Z kolei Jerzy Fedorowicz (PO) powiedział, że jest porażony i zniesmaczony tym, co usłyszał.
Stenogram zawiera wyjaśnienia złożone przez Kaczmarka przed speckomisją m.in. w sprawie akcji CBA w resorcie rolnictwa oraz okoliczności śmierci Barbary Blidy.
"Jestem nie tylko porażony, ale w ogóle zniesmaczony. Jestem tak przejęty, że muszę żyć w takim kraju. Nie przypuszczałem, że coś takiego mnie w ogóle spotka" - komentował Fedorowicz.
Zdaniem posła PO, w stenogramie są informacje z posiedzeń speckomisji, które wcześniej ujawniła prasa.

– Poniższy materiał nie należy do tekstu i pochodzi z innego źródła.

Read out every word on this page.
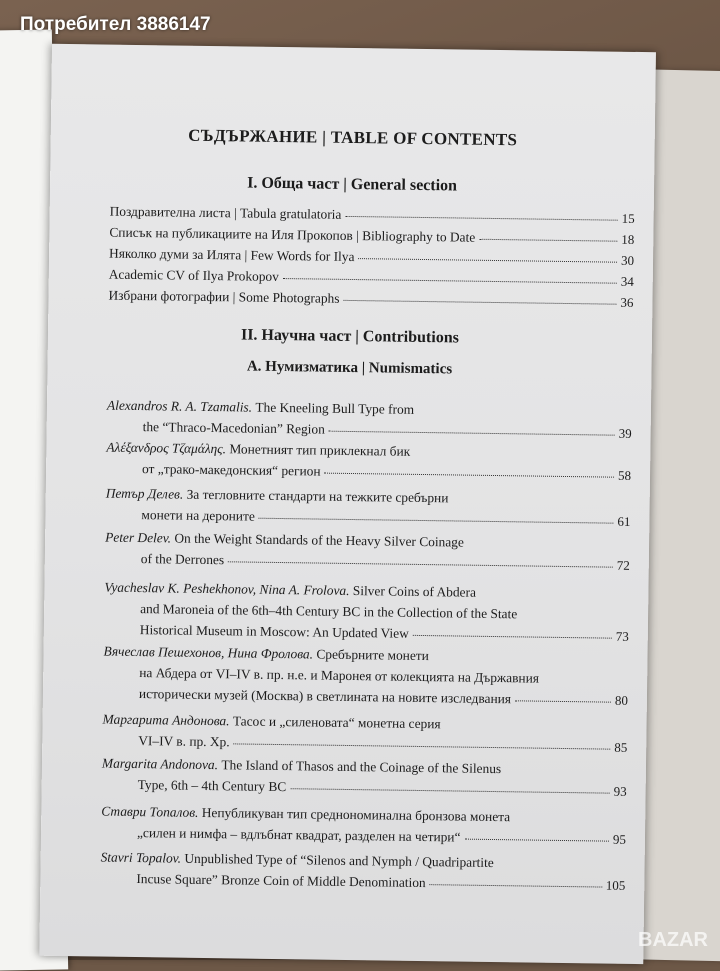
СЪДЪРЖАНИЕ | TABLE OF CONTENTS
I. Обща част | General section
Поздравителна листа | Tabula gratulatoria	15
Списък на публикациите на Иля Прокопов | Bibliography to Date	18
Няколко думи за Илята | Few Words for Ilya	30
Academic CV of Ilya Prokopov	34
Избрани фотографии | Some Photographs	36
II. Научна част | Contributions
A. Нумизматика | Numismatics
Alexandros R. A. Tzamalis.
The Kneeling Bull Type from
the “Thraco-Macedonian” Region	39
Αλέξανδρος Τζαμάλης.
Монетният тип приклекнал бик
от „трако-македонския“ регион	58
Петър Делев.
За тегловните стандарти на тежките сребърни
монети на дероните	61
Peter Delev.
On the Weight Standards of the Heavy Silver Coinage
of the Derrones	72
Vyacheslav K. Peshekhonov, Nina A. Frolova.
Silver Coins of Abdera
and Maroneia of the 6th–4th Century BC in the Collection of the State
Historical Museum in Moscow: An Updated View	73
Вячеслав Пешехонов, Нина Фролова.
Сребърните монети
на Абдера от VI–IV в. пр. н.е. и Маронея от колекцията на Държавния
исторически музей (Москва) в светлината на новите изследвания	80
Маргарита Андонова.
Тасос и „силеновата“ монетна серия
VI–IV в. пр. Хр.	85
Margarita Andonova.
The Island of Thasos and the Coinage of the Silenus
Type, 6th – 4th Century BC	93
Ставри Топалов.
Непубликуван тип среднономинална бронзова монета
„силен и нимфа – вдлъбнат квадрат, разделен на четири“	95
Stavri Topalov.
Unpublished Type of “Silenos and Nymph / Quadripartite
Incuse Square” Bronze Coin of Middle Denomination	105
Потребител 3886147
BAZAR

W ocenie Fedorowicza, wobec informacji ze stenogramu prezydent Lech Kaczyński powinien zająć stanowisko w tej sprawie. 'Powinna być jakaś dymisja' - dodał.
PiS: Szkoda na to czasu
Jeszcze przed rozpoczęciem tajnej części obrad Karol Karski (PiS), który bierze w niej udział, powiedział dziennikarzom, że nie spodziewa się niczego nadzwyczajnego.
Według niego, gdyby podczas spotkania speckomisji z Kaczmarkiem pojawiły się prawdziwe rewelacje, to opinia publiczna już dawno by się o nich dowiedziała z mediów. Speckomisję określił jako "dziurawe sito, z którego wszystko wycieka".
Z kolei wicepremier Przemysław Gosiewski (PiS), który pojawił się w Sejmie, mówił dziennikarzom, że chce tylko spotkać się ze swoimi klubowymi kolegami i nie zamierza słuchać stenogramu, bo szkoda mu czasu. Zawarte w nim wypowiedzi Kaczmarka są - jego zdaniem - wynikiem "wybujałej fantazji" byłego szefa MSWiA.
Maraton będzie trwał dalej
Posłowie nie wysłuchali całości stenogramów. "Sejm przerwał obrady do wtorku, do godz. 12.30" - powiedział szef klubu PO Bogdan Zdrojewski.
Zdrojewski wyraził nadzieję, że posłowie we wtorek przegłosują także wniosek PO o odwołanie ministra sprawiedliwości Zbigniewa Ziobro.